On Top of the Whale (Raoul Ruiz / Netherlands, 1982):
(Het dak van de Walvis)

Joy of learning, as Godard would say, its curios and terrors, "a film about survival." Chance encounters at the Dutch Soviet Republic, the anthropologist (Jean Badin) and his wife (Willeke van Ammelrooy) invited by the "communist millionaire" (Fernando Bordeu) to his crumbling Patagonia villa. South American tribes and their collective telepathy are the subjects of research, the two surviving natives are balefully impish fellows who resist domesticity by repeatedly reinventing their language. "Too much culture leads to barbarism," or is it the other way around?

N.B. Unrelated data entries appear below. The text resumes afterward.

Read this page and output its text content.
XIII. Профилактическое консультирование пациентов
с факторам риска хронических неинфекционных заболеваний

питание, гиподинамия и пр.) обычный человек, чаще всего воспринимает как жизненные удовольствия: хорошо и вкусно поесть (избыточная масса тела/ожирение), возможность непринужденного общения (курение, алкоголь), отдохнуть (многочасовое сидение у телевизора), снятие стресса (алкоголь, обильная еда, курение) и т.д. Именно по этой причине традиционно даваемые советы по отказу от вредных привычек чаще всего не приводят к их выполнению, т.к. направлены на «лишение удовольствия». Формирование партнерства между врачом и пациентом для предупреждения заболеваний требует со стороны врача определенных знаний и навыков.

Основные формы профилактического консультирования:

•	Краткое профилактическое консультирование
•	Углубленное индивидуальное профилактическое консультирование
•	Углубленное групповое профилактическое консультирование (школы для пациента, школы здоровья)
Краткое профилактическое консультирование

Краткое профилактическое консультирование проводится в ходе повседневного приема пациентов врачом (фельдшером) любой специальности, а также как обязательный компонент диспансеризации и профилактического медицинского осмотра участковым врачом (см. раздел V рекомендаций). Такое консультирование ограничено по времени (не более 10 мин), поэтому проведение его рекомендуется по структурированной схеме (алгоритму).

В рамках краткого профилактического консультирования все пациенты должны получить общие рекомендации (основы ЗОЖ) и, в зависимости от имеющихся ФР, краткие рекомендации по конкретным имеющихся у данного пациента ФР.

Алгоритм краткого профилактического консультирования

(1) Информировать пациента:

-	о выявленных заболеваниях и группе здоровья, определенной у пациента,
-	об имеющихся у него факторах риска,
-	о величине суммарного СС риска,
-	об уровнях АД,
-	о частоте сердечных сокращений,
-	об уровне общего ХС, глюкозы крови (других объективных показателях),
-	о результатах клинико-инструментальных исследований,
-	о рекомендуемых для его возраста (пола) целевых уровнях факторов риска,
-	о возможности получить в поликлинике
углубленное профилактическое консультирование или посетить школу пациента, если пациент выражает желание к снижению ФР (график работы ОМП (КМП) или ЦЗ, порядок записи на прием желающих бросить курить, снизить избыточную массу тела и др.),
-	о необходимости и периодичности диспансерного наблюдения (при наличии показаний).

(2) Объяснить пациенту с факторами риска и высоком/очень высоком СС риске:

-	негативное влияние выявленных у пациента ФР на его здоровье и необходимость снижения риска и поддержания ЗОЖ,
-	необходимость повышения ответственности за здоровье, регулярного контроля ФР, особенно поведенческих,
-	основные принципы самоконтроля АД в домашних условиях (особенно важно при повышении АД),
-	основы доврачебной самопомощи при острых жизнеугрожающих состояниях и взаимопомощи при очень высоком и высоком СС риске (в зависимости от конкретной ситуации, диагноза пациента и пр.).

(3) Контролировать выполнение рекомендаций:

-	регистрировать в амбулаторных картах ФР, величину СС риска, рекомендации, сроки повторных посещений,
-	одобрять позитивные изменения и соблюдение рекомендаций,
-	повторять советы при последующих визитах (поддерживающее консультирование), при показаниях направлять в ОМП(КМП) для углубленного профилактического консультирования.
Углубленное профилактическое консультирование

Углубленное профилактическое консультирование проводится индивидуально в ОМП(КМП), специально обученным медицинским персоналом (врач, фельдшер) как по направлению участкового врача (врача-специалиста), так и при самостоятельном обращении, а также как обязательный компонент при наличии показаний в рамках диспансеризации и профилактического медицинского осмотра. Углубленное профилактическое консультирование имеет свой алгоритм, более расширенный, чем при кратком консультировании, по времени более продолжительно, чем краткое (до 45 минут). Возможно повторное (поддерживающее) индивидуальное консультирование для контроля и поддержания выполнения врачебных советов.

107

The droll ennui of characters trying to translate each other at the edge of the world, a science-fiction lampoon that's also the culmination of Raoul Ruiz's esoteric researches. Deciphering words and images is an arduous, humorous process, such is cinema, multiple meanings crowd the frame like overlapping hands. Polyglot shifts, often mid-sentence, are de rigueur, so are diary entries ("Eva and Eden buried our mirrors. Slept badly"). Unseen bombardments, described mirages. Woozy filters, ruddy and purplish gels to go with random changes in focus and camera positions, anything to keep the screen from stabilizing. Snapshots plus "metaphors, double and triple metaphors," dictionaries. A grand Ruiz cryptogram, a wondrous dose of Henri Alekan impressionism. Cultural colonialism isn't complete until tea time is set, afterward the Indians are ready to argue about Mozart and Beethoven. René Char's "intransitive poet," Baudelaire's monstrous child. "My favorite language. Pity no one uses it." The closing view has the indigenous and the traveler on the warped landscape, the gaze of a cinéaste with no borders. With Herbert Curiel, Amber De Grau, Luis Mora, and Ernie Navarro.